Despite, as Moynihan puts it, “swaggering” into the decade, Cork’s fortunes reversed rapidly when Ford, Dunlop and Verolme all closed within 18 months of each other. 

Rubber manufacturer Dunlop closed in 1983 leaving 850 men and women out of work. A further 800 people were left unemployed the following July when Ford closed its plant in Cork. 

Another blow struck the city in when Verolme closed its operation at Cork Docks in November 1984. 500 people lost their jobs. 

Until then a bustling centre, the city’s stability began to falter.

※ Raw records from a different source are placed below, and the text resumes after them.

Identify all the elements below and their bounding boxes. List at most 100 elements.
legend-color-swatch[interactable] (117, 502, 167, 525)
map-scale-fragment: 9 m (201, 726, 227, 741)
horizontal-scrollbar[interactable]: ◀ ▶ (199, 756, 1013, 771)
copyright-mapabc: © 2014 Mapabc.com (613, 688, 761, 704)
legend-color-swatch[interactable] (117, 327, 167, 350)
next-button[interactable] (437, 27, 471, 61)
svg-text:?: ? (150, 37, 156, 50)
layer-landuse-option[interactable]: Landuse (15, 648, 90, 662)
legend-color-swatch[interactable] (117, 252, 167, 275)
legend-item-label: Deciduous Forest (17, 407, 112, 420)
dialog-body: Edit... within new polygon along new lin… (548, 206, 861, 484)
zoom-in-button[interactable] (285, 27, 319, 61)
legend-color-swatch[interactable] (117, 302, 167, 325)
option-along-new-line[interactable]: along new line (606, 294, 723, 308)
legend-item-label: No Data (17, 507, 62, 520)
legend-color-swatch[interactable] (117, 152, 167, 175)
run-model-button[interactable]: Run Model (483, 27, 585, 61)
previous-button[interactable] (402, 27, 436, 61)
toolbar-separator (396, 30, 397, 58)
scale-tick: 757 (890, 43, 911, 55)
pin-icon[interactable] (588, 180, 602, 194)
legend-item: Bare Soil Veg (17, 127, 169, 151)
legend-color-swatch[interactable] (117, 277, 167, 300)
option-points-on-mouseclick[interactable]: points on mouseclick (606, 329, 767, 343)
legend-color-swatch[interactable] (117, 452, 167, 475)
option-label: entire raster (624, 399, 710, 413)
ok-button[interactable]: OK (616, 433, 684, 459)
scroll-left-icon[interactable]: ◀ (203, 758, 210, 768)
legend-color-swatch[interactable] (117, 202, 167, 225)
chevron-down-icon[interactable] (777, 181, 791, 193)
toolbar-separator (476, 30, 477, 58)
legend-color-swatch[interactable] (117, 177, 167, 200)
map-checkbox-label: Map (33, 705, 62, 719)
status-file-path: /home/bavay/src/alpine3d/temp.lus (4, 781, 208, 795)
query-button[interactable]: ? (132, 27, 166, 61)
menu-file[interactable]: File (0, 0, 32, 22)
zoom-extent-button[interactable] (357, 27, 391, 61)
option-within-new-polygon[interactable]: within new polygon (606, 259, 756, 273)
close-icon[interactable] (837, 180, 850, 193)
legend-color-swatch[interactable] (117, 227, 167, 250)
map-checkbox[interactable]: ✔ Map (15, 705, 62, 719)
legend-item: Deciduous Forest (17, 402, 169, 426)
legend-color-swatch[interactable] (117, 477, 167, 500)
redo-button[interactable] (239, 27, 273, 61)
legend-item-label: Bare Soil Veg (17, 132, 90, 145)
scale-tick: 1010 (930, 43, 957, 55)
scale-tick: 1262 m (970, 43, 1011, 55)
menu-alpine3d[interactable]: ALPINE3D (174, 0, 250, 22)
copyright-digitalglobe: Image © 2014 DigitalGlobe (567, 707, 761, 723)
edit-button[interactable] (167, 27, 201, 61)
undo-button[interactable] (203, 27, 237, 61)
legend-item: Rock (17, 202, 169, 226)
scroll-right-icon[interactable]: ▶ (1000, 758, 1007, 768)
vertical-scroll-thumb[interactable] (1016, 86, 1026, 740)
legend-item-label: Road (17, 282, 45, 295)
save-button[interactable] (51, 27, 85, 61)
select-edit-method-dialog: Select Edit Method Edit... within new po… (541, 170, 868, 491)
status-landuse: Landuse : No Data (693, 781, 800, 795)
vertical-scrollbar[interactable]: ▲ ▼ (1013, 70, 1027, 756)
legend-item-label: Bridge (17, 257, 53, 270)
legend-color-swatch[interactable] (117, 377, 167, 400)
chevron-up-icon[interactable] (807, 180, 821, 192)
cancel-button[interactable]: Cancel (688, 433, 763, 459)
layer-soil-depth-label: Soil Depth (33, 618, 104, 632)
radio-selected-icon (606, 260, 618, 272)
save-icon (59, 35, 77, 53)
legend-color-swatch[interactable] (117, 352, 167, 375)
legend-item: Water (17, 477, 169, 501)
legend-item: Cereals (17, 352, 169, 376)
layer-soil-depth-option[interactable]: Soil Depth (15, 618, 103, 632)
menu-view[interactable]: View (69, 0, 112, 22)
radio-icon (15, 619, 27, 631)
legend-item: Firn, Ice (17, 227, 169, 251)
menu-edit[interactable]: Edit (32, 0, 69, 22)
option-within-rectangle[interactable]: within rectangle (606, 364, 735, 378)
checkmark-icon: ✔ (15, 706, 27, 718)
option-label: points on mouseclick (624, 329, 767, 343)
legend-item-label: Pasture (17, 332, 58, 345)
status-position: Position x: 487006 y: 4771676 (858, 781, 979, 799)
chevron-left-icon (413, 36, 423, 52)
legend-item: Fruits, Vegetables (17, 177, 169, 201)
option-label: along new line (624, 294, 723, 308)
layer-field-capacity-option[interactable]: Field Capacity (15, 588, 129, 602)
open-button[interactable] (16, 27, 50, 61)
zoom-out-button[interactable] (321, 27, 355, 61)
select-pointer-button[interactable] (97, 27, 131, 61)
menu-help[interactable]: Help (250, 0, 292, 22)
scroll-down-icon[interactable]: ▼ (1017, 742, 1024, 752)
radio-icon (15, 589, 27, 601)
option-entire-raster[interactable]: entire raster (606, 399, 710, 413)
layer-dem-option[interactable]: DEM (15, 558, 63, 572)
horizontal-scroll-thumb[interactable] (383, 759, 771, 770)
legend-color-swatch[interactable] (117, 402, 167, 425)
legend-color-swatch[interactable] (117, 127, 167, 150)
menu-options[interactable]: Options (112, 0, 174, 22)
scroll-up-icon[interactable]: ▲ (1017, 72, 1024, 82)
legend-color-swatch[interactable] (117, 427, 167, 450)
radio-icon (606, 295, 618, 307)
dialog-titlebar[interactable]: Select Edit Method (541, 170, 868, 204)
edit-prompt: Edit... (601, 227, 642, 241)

“You went from really secure, traditional industries almost overnight to thousands of jobs being lost,” says Moynihan. 

That had a knock-on effect almost impossible to measure within the city.

Dark Chapter

Cork’s breweries also looked set for closure in the mid-80s, the English Market survived two fires and was nearly turned into a car park, flagship shops “took a full broadside”, according to writer and documentarian Cónal Creedon, quoted in Crises and Comeback. 

Woolworth’s, Burtons, Egan’s all closed down. The ESB offices were boarded up. 

In piecing together this dark chapter of Cork’s history Moynihan interviewed people involved in city life “at every level” – factory workers, politicians and artists – to glean a sense of how the city turned eventually turned its fortunes around. 

Inspired by Once in a Great City: A Detroit Story by David Maraniss, Moynihan felt that the US city’s decline was an obvious match for 1980s Cork. 

As the city’s unemployment rates rose, so too did its social unrest as religious hysteria and crime increased. “There was chaos,” says Moynihan. “People were very much lost in the wilderness.”

Uncertainty permeated everyday life. ”At college it became more evident,” says Moynihan.

You’d have a mind on what you were going to do afterwards and you quickly realised there were literally no opportunities in the city.

Yet with a “spiky self-belief”, says Moynihan, coupled with vital tech investment in the form of Apple, which set up in Cork in 1980, the city began its transition into a modern-day hub. 

It is not an exaggeration to suggest that Apple’s choice of Cork as a location for its European factory is one of the most significant decisions made in the history of the state, Moynihan says. 

The US tech giant set up in Holyhill, Cork in 1980 and currently employs nearly 6,000 people. 

Weathering the worst in the 1980s and bouncing back again, Cork finds itself prospering, says Moynihan. “You’d certainly hope that the city is better equipped to deal with that sort of eventuality again.”

Crisis and Comeback: Cork in the Eighties is out now.